Microdermabrasion & Enlarged Pores
Microdermabrasion is a popular skin buffing treatment. Its popularity is due to its ease of use, low risk for side effects, the effectiveness of the procedure and the rapid recovery after the treatment. The procedure minimizes the appearance of enlarged pores but does not permanently affect them.
The University of Michigan Medical School defines microdermabrasion as "a process that uses a high-pressure stream of aluminum oxide crystals and negative pressure to superficially peel the upper layer of the skin" to achieve smoother skin; reduce the amount of acne; and lessen the visual appearance of wrinkles, age spots, skin discoloration and scars. Diamond grains are also used in place of aluminum oxide crystals.
Causes of Enlarged Pores
Enlarged pores are caused by a number of factors, including acne, seborrhea, exposure to sunlight, aging and heredity. Studies at the Department of Dermatology and Cutaneous Biology Research Institute at Yonsei University College of Medicine in Seoul, Korea linked enlarged pores to the amount of oil the body produces, as well as a person's age and gender. Female hormonal cycles, such as the menstrual cycle, increased pore size. Micordermabrasion cannot alter the basic causes.

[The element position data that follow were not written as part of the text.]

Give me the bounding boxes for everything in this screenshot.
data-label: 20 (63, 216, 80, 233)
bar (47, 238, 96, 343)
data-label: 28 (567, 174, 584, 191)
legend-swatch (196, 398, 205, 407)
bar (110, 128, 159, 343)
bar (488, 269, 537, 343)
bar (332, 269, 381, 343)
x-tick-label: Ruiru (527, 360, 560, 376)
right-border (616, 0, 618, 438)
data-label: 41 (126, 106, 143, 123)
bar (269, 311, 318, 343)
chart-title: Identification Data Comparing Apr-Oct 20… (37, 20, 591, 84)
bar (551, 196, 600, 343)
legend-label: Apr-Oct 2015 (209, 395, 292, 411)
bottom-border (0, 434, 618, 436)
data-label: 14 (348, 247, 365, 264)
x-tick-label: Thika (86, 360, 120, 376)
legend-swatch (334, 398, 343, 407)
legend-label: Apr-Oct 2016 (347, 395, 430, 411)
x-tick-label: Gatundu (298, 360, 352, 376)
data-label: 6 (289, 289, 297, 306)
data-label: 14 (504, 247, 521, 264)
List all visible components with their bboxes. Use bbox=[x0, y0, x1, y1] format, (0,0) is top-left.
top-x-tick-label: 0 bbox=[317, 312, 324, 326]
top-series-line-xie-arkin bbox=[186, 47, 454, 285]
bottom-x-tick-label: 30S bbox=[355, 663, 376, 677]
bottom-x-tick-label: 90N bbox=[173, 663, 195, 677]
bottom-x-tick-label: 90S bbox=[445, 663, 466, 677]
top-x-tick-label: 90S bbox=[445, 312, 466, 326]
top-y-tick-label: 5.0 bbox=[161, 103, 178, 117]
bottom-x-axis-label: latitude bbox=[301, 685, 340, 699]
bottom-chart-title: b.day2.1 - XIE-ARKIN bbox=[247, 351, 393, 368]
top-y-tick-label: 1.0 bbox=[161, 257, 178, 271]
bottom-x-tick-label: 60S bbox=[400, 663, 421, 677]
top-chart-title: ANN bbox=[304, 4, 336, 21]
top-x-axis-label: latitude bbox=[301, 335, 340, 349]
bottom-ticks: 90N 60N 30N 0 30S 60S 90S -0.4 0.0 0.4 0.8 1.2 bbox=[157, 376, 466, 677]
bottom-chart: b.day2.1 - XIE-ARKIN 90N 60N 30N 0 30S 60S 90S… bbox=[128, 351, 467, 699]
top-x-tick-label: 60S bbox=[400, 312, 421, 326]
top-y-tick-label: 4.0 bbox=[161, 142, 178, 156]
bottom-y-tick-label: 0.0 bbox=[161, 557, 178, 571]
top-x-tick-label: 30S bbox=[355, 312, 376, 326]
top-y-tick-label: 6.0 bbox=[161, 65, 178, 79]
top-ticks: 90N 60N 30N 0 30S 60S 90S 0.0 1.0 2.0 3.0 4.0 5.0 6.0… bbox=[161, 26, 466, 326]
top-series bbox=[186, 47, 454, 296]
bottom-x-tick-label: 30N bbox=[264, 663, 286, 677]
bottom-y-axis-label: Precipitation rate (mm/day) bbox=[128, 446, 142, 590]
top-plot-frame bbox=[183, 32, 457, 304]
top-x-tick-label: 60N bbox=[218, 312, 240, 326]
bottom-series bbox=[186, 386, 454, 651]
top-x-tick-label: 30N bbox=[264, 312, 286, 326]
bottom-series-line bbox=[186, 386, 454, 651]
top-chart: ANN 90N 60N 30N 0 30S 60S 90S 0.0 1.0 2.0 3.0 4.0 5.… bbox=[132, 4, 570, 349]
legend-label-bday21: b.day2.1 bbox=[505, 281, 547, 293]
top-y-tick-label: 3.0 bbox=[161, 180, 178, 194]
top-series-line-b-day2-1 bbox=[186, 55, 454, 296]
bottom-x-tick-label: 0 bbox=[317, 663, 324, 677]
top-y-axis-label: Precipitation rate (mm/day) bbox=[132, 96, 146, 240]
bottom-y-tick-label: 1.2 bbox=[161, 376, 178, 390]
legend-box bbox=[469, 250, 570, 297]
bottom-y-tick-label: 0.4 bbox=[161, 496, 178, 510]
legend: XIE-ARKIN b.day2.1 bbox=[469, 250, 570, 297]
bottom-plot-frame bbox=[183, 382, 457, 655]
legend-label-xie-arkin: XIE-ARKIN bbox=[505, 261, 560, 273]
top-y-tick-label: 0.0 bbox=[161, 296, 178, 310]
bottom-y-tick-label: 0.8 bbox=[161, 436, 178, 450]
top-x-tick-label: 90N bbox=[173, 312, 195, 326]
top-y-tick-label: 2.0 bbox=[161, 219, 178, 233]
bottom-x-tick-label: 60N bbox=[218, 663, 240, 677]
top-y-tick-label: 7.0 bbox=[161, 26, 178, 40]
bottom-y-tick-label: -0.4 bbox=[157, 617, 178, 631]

Microdermabrasion is a "closed-loop vacuum-assisted abrasive procedure, which uses the physical action of inert crystals to exfoliate the skin," according to Mala Bhalla, M.D., and Gurvinder P. Thami, M.D, of the Department of Dermatology and Venereology of the Government Medical College Hospital in Chandigarh, India. The type of abrasive used and the technique applied determine the amount of skin removed from around the pores.
Advantages and Disadvantages
Microdermabrasion, a non-invasive skin buffing procedure, has advantages over other treatments that remove more of the skin surface. The Department of Health and Human Services (DHHS) cited studies in which lasers left skin permanently damaged. A long-term study reported to the DHHS, done over several years at the University of Michigan, concluded that healing was faster with microdermabrasion than with laser treatments. Microdermabrasion is most effective on mild scarring and discoloration, but it also minimizes pore appearance. There is always a chance of skin infection, however, when the top layers are removed.
While the special equipment used in microdermabrasion is approved by the Food and Drug Administration, operator approval is regulated by individual states. States such as Michigan limit sale of the equipment and use to licensed physicians, while other states allow people without medical licenses to use the machine. States regulating the equipment as medical equipment mandate that operators meet the rules of state boards of cosmetology, osteopathic medicine and surgery. Registered nurses, cosmetologists, estheticians and physician's assistants, when operating under the supervision of a physician, may also do microdermabrasion procedures.